Thursday, 8 July 2021

Residential Tenancies (No. 2) Bill 2021: From the Seanad


5:30 pm

Photo of Darragh O'BrienDarragh O'Brien (Dublin Fingal, Fianna Fail) | Oireachtas source

I thank Deputy Buckley for his amendment. I have addressed the Government amendments I have brought forward but I want to deal with a number of the questions that have been asked. The issue of Carrigaline has been brought to my attention by the Deputy, by my colleague, the Minister for Public Expenditure and Reform, Deputy Michael McGrath, and by others. We will have an opportunity to deal with this in the autumn. This is the fifth tenancy Bill I have brought forward within a year and in fairness to all Members, most of them agreed to the Bills unanimously and they were supported by all parties and Independents, which is good. We need to strengthen the rights of our tenants and strengthen our tenancy market. Within this Bill are significant changes to deposits, with maximum deposits to the value of two months and that is something we need to do. There will be a maximum of one month's advance one month of a deposit. I mention student rents and the notice period students would have to give. These changes would apply to all tenants. I also mention the extension of the eviction and rent increase ban for those most acutely affected by the Covid pandemic up to January next year.

In response to a number of questions on when this will happen, I emphasise that there is an urgency with this. Should the Bill pass this evening, which we hope it will, it goes to the other pillar of the Oireachtas, which is our Uachtarán.

I would imagine the Bill will be enacted as expeditiously as possible but I cannot speak for the President. We want this Bill in action as soon as is legally possible. Once the Bill passes this House, it will go to the Áras.

Deputies O'Callaghan and Ó Broin have raised an issue with regard to inflation and the harmonised index of consumer prices, HICP. They said we need to watch it, which we do. Over the past three years, we have seen an average of a 0.73% increase in the HICP but, of late, that figure is approximately 1.9%. That has happened for a number of reasons, including Covid-19, Brexit, the blockage in the Suez Canal and other things. I will monitor that. I needed to bring in something relatively quickly that can be independently verified. That is what we have done. The Deputies will see within the Bill and in my response to the amendments that I have left open the option to look at other indices as well. That will provide the basis for me should we need to put in another cap.

These are good steps towards comprehensive change and they build on some of the other changes we have brought forward in previous Bills around flagging rent arrears at the very first stage they happen and other things such as that. We are intent on reducing rents for people. We have just brought in cost rental and it was passed by most here today. That is in place. We want to increase secure rentals.

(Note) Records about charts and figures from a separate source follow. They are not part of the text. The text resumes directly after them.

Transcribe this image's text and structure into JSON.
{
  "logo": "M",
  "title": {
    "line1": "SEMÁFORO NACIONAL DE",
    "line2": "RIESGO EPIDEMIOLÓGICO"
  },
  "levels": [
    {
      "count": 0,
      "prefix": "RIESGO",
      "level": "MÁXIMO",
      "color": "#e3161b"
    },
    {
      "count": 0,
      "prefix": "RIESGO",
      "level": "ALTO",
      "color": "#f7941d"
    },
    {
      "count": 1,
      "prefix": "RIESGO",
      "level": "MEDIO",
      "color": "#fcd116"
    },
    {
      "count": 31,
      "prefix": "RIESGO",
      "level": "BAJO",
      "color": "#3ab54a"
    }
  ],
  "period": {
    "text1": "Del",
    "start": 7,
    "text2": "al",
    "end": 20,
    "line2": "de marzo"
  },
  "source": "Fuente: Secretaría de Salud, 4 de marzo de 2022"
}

The issue of tenancies of indefinite duration is still something which I intend to address. I am not sure whether all that work will be ready by the autumn but I hope to be able to advance it. There are many other good things we can do. I was not being facetious when I said the affordable Bill has some solutions for the rental sector that are not immediate but will build a cost renal system. That is important. A number of things are going to work together.

I have addressed Deputy Buckley's amendment. There will be an opportunity in the autumn to look at a potentially better system of doing this. I do not mind saying that I would like to see a rental control system for the private rental market that is fair and operates throughout the country. We can look to continental Europe to derive some of the better examples of how we can do that. I have been conscious to ensure anything I have done up to now has been proportionate, particularly considering we have been through a pandemic. I also recognise the fact we have lost quite a lot of stock in this space. When that happens, we see homeless numbers increase. Those numbers have, thankfully, continued to decrease of late. That is not being complacent about it. I have a particular focus on ensuring we keep driving down homelessness.

I very much appreciate the constructive nature of my colleagues' engagement on this important legislation. We have moved it as a matter of urgency through the Seanad and the Dáil. We had a good debate in the Seanad and another here. These are some of the amendments that have come forward. I hope I have addressed all of the questions that have been asked me of me. We will have to keep the inflation piece under review and look at other indices. We will be coming back in the autumn with a more comprehensive piece to add to the five pieces of rental legislation that I, as Minister, and the Government have brought forward in a short time. That legislation contains significant changes that have strengthened and enhanced tenants' rights. We are now reducing rents. Only a few weeks ago, Members of the Opposition rightly raised the issue of the 8% increases and those increases will not pertain with the passing into law of this legislation. We do not want to see that. Rents are high enough and too high in many areas. That is why linking rents to the HICP, which is effectively linking them to inflation, is the fairest way of doing that.